Looking at the above table under digits column you can find all the digits from 0 to 9, Hence it required 9 multiples of 42 to get all the digits. So the depth of 42 is 9. Write a function named computeDepth which computes the depth of its integer argument.Only positive numbers greater than zero will be passed as an input.

몇까지 곱했을 때 0부터 9까지 나오는지 구하는 문제

풀이

function computeDepth (x){
  let result = '', count =1
  while ( [...new Set(result)].length < 10 ) {
    result += x*count;
    count++;
  }
  return count-1;
}

Set을 이용해 중복을 제거해 length로 10이 될때까지 반복문을 돌며 count

다른 사람의 풀이

별로임


Simple reversed parenthesis ( 6 kyu )

문제

Given a string, return the minimal number of parenthesis reversals needed to make balanced parenthesis.

For example:

solve(")(") = 2 Because we need to reverse ")" to "(" and "(" to ")". These are 2 reversals.
solve("(((())") = 1 We need to reverse just one "(" parenthesis to make it balanced.
solve("(((") = -1 Not possible to form balanced parenthesis.

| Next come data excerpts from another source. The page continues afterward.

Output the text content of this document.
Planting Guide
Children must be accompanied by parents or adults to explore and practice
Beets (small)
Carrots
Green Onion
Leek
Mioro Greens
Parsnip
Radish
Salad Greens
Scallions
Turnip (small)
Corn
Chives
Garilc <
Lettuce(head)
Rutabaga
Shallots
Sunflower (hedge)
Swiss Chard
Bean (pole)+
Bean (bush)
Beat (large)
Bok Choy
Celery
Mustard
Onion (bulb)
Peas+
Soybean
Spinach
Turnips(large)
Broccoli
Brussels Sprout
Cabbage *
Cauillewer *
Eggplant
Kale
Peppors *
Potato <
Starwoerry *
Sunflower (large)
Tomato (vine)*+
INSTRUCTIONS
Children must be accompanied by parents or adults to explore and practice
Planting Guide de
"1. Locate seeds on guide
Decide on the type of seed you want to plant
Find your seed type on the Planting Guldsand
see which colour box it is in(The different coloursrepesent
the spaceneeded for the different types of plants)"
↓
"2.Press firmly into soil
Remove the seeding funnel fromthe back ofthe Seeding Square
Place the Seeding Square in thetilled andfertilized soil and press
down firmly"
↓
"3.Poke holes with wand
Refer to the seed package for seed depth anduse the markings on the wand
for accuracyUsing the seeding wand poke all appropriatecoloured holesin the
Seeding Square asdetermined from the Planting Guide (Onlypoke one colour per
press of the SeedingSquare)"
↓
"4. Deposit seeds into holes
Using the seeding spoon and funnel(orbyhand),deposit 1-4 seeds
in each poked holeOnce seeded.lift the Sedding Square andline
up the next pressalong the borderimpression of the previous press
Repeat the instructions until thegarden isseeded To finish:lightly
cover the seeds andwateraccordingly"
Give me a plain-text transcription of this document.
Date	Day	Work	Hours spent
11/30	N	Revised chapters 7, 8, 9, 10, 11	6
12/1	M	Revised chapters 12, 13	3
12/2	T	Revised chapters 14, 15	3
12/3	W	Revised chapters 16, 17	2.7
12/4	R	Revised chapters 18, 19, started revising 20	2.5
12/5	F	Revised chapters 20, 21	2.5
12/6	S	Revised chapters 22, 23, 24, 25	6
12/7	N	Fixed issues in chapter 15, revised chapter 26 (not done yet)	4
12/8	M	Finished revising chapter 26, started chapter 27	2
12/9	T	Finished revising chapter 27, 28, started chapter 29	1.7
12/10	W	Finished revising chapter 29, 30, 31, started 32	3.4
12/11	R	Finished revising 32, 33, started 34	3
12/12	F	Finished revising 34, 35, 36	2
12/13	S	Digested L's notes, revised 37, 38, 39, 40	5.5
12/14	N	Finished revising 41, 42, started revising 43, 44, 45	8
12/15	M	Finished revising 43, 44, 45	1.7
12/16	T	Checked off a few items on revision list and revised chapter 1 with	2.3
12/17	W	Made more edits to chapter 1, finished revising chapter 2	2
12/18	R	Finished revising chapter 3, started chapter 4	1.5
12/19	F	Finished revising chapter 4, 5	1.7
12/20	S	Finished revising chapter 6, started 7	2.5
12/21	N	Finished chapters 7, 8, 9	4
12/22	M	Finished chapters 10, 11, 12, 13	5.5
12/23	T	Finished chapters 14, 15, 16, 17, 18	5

Return -1.

괄호쌍을 맞추기 위해 최소 몇개의 괄호를 뒤집어야 하는지 구하는 문제

풀이

function solve(s) {
  while ( s.includes('()') ) {
    s = s.replace(/\(\)/g, '');
  }
  if ( s.length % 2 === 1 ) return -1;
  let count = 0;
  const obj = {
      ')(': 2,
      '((': 1,
      '))': 1,
    };
  for ( let i = 0; i <= s.length-2; i += 2 ) {
    count += obj[s[i]+s[i+1]]
  }
  return count;
}

맞는 괄호쌍이 없어질 때까지 while로 지워주고,

객체를 만들어 뒤집어야하는 개수를 미리 적어 놓고 찾아서 count에 더해줌

다른 사람의 풀이

function solve(s){
  if(s.length%2) return -1;
  var t=0, d=0;
  for(let c of s) {
    if(c==='(') d++;
    else if(d) d--;
    else {t++; d++;}
  }
  return t+d/2;
}

모르겠지만 신기하게 풀었다


Array Deep Count ( 6 kyu )

문제

Array.prototype.length will give you the number of top-level elements in an array.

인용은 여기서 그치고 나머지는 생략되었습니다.